A 17-year-old alleged MS-13 member pleaded not guilty to murder Wednesday in the February slaying of a man who authorities said was fatally bludgeoned in New Cassel while slated to testify against gang members who tried to kill him in 2018.
A 10-count indictment against Axel Daniel Sierra Argueta also charged him with attempted murder counts, witness tampering, gang assault and other felonies after the death of Wilmer Maldonado Rodriguez, 36.
The New Cassel teenager took part in his virtual arraignment Wednesday by video conference from the Westchester juvenile facility where he’s been remanded since his February arrest.
He wore a face mask when he first appeared in the Skype proceeding — held virtually because of the coronavirus pandemic.
The teenager’s attorney, Dana Grossblatt, of Jericho, contends police nabbed the wrong person while under pressure to make an arrest and said her client denies the allegations and denies being a gang member.
But prosecutors say Sierra Argueta admitted in a video interview with police that he hit the victim with a baseball bat at least twice during the deadly encounter as another attacker stabbed the man multiple times.
More suspects also took part in Maldonado Rodriguez’s slaying, according to Nassau District Attorney Madeline Singas’ office. Authorities haven’t announced any other arrests.
Singas' office declined to comment on the case after Wednesday's arraignment.
Sierra Argueta also admitted he was present at the planning of the killing and brought a bat to the abandoned home on Broadway where it happened, according to prosecutors.
The defendant described beating Maldonado Rodriguez with a bat on Feb. 1 and being part of a group that inflicted the deadly beating early Feb. 2, Singas’ office has said.
On Wednesday, prosecutor Michelle Lewisohn asked Acting State Supreme Court Justice Helene Gugerty to keep Sierra Argueta in custody and the judge agreed.

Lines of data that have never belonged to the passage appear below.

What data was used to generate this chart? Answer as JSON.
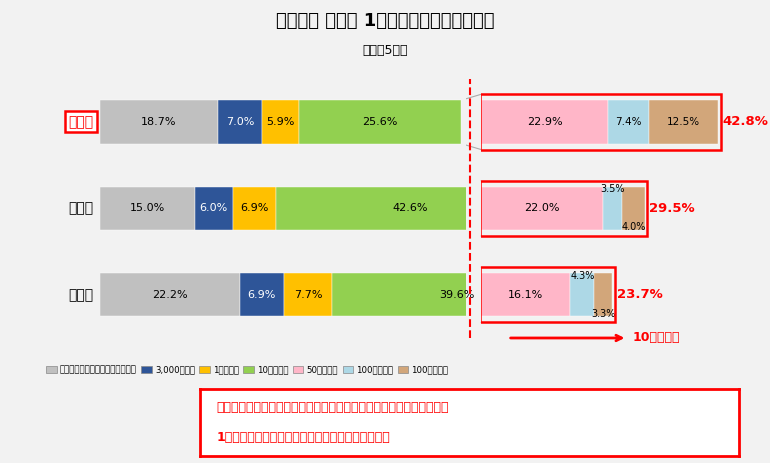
{
  "title": "侵入窃盗 手口別 1件あたりの被害額の割合",
  "subtitle": "（令和5年）",
  "categories": [
    "空き巣",
    "忍込み",
    "居空き"
  ],
  "segments_left": {
    "空き巣": [
      18.7,
      7.0,
      5.9,
      25.6
    ],
    "忍込み": [
      15.0,
      6.0,
      6.9,
      42.6
    ],
    "居空き": [
      22.2,
      6.9,
      7.7,
      39.6
    ]
  },
  "segments_right": {
    "空き巣": [
      22.9,
      7.4,
      12.5
    ],
    "忍込み": [
      22.0,
      3.5,
      4.0
    ],
    "居空き": [
      16.1,
      4.3,
      3.3
    ]
  },
  "totals_right": {
    "空き巣": 42.8,
    "忍込み": 29.5,
    "居空き": 23.7
  },
  "colors_left": [
    "#c0c0c0",
    "#2e5598",
    "#ffc000",
    "#92d050"
  ],
  "colors_right": [
    "#ffb6c8",
    "#add8e6",
    "#d2a67a"
  ],
  "legend_labels": [
    "被害なし／被害額認定困難なもの",
    "3,000円未満",
    "1万円未満",
    "10万円未満",
    "50万円未満",
    "100万円未満",
    "100万円以上"
  ],
  "legend_colors": [
    "#c0c0c0",
    "#2e5598",
    "#ffc000",
    "#92d050",
    "#ffb6c8",
    "#add8e6",
    "#d2a67a"
  ],
  "annotation_line1": "在宅中に侵入される「忍込み」「居空き」と比べ、「空き巣」の方が",
  "annotation_line2": "1件あたりの被害額が大きくなる傾向が見られる。",
  "arrow_label": "10万円以上",
  "background_color": "#f2f2f2",
  "bar_bg_color": "#e8e8e8"
}
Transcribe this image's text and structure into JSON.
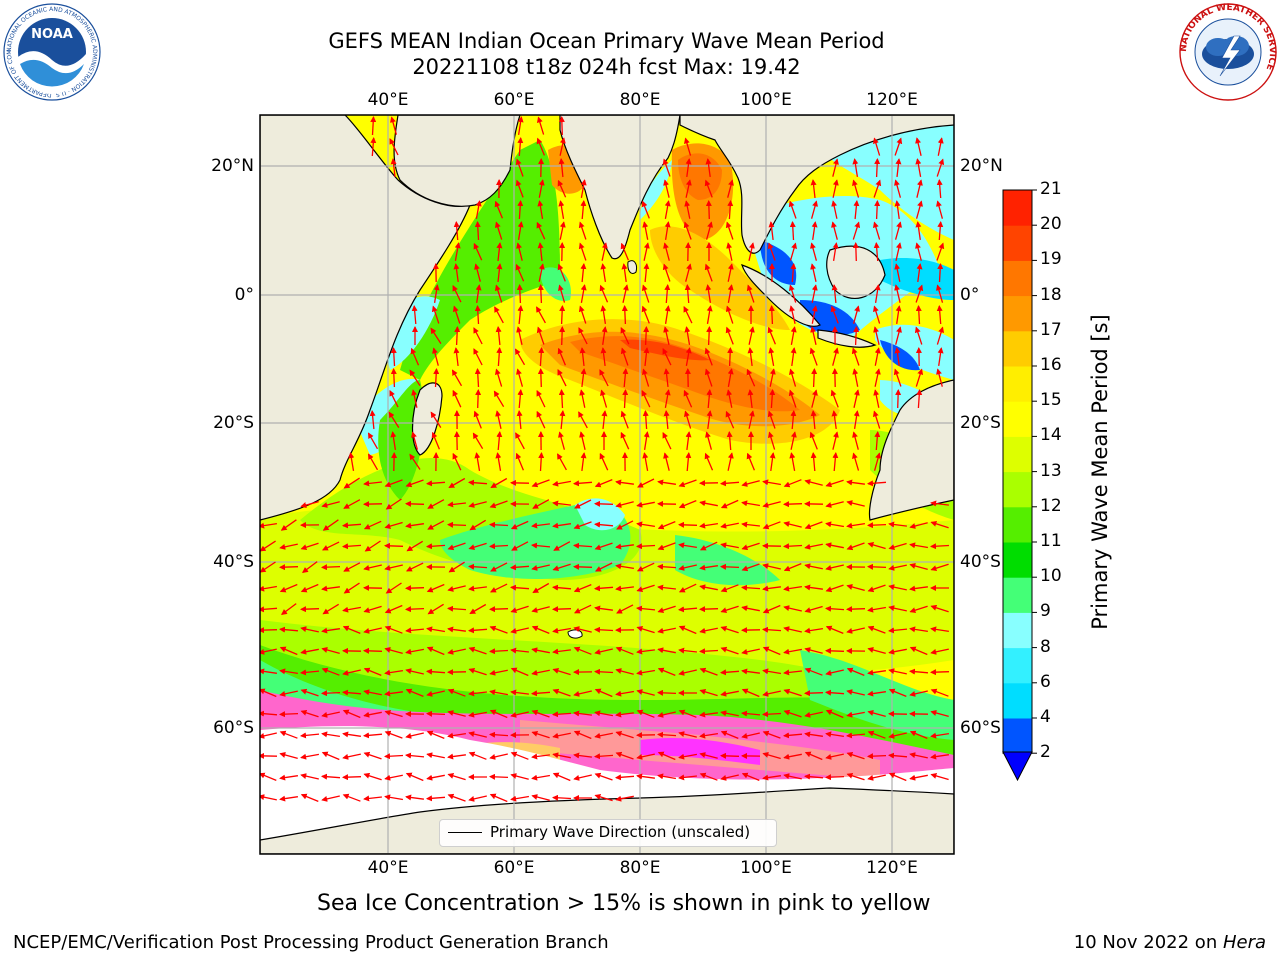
{
  "header": {
    "title_line1": "GEFS MEAN Indian Ocean Primary Wave Mean Period",
    "title_line2": "20221108 t18z 024h fcst   Max: 19.42"
  },
  "logos": {
    "noaa_text": "NOAA",
    "noaa_ring_text": "NATIONAL OCEANIC AND ATMOSPHERIC ADMINISTRATION · U.S. DEPARTMENT OF COMMERCE",
    "nws_ring_text": "NATIONAL WEATHER SERVICE"
  },
  "map": {
    "lon_ticks": [
      "40°E",
      "60°E",
      "80°E",
      "100°E",
      "120°E"
    ],
    "lat_ticks": [
      "20°N",
      "0°",
      "20°S",
      "40°S",
      "60°S"
    ],
    "land_color": "#eeecdc",
    "arrow_color": "#ff0000"
  },
  "legend": {
    "label": "Primary Wave Direction (unscaled)"
  },
  "colorbar": {
    "title": "Primary Wave Mean Period [s]",
    "tick_labels": [
      "2",
      "4",
      "6",
      "8",
      "9",
      "10",
      "11",
      "12",
      "13",
      "14",
      "15",
      "16",
      "17",
      "18",
      "19",
      "20",
      "21"
    ],
    "colors": [
      "#0055ff",
      "#00ddff",
      "#33f0ff",
      "#88ffff",
      "#44ff77",
      "#00dd00",
      "#55ee00",
      "#aaff00",
      "#ddff00",
      "#ffff00",
      "#ffee00",
      "#ffcc00",
      "#ff9900",
      "#ff7700",
      "#ff4400",
      "#ff2200",
      "#ff0000"
    ],
    "extend_color": "#0000ff"
  },
  "caption": "Sea Ice Concentration > 15% is shown in pink to yellow",
  "footer": {
    "left": "NCEP/EMC/Verification Post Processing Product Generation Branch",
    "right_date": "10 Nov 2022 on ",
    "right_host": "Hera"
  }
}
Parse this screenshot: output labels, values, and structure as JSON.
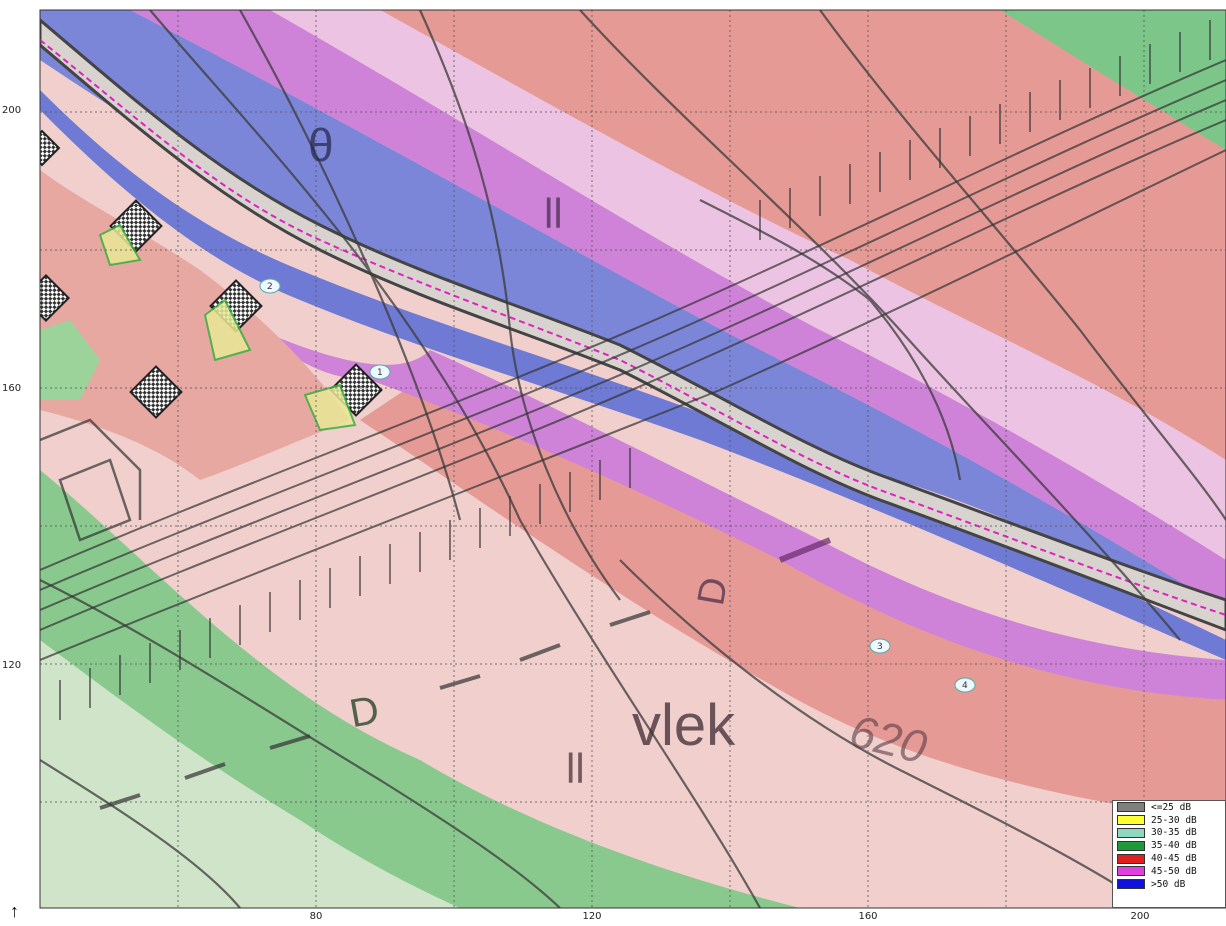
{
  "map": {
    "axis_y": [
      {
        "value": "200",
        "top": 0
      },
      {
        "value": "160",
        "top": 0
      },
      {
        "value": "120",
        "top": 0
      }
    ],
    "axis_x": [
      "80",
      "120",
      "160",
      "200"
    ],
    "labels": {
      "vlek": "vlek",
      "contour": "620",
      "letter_d1": "D",
      "letter_d2": "D",
      "letter_theta": "θ",
      "glyph_ii1": "ll",
      "glyph_ii2": "ll"
    },
    "markers": [
      "1",
      "2",
      "3",
      "4"
    ],
    "north_arrow": "↑"
  },
  "legend": {
    "items": [
      {
        "label": "<=25  dB",
        "color": "#7f7f7f"
      },
      {
        "label": "25-30  dB",
        "color": "#ffff33"
      },
      {
        "label": "30-35  dB",
        "color": "#8fd8c0"
      },
      {
        "label": "35-40  dB",
        "color": "#1f9a3a"
      },
      {
        "label": "40-45  dB",
        "color": "#e02020"
      },
      {
        "label": "45-50  dB",
        "color": "#e040e0"
      },
      {
        "label": ">50  dB",
        "color": "#1010e0"
      }
    ]
  }
}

Grossblatt, who previously has cast doubt on her client’s alleged video admissions, told Gugerty she might ask for bail for him in the future.
Grossblatt said after the arraignment that “at no point does Mr. Argueta ever admit to this murder” and called his video interactions with police “a relentless interrogation” of a native of Honduras with very little education or understanding of criminal proceedings.
Police also charged Sierra Argueta with attempted murder in the previous 2018 attack on Maldonado Rodriguez at the same time they arrested him in the man’s slaying, suggesting the teen could have recognized the victim from prior contact.
Singas’ office has said Maldonado Rodriguez was attacked then after he intervened when MS-13 members threatened two boys.
That attempted murder charge seemed to counter an early contention from some officials that the victim’s slaying was related to the disclosure of his identity as a potential witness against other alleged MS-13 participants in the 2018 attack.
At a Feb. 5 news conference, Nassau Police Commissioner Patrick Ryder initially linked the victim’s slaying to justice reform measures that took effect in January that require prosecutors to turn over discovery — or evidence — to the defense much earlier in a criminal case.
“We believe the information that was released, our victim’s information, which should have been protected, was turned over too early … This law is not helping us,” said Ryder, a position County Executive Laura Curran supported.
But they soon backtracked and Ryder said in a statement later he didn’t blame defense attorneys for releasing Maldonado Rodriguez’s name, but “gave the facts and the public could make their own assumptions.”
Defense attorneys for others already awaiting trial in the 2018 attack denied sharing Maldonado Rodriguez’s identity with their clients.
Singas’ office said Maldonado Rodriguez had been “prepared to testify against his alleged assailants” but was “brutally beaten to death before he could.”
The district attorney’s office also said prosecutors protected the victim’s identity by getting a protective order in 2018 “but his identity was disclosed pursuant to a judge’s order” in December.
Gugerty fired back that Singas’ office never asked her to extend the order when the trial of some of the alleged 2018 attackers didn’t start on time in January and said defense attorneys “were not obligated to withhold that information.”
However, Gugerty added days later that the “original protective order … was always in full force and effect.”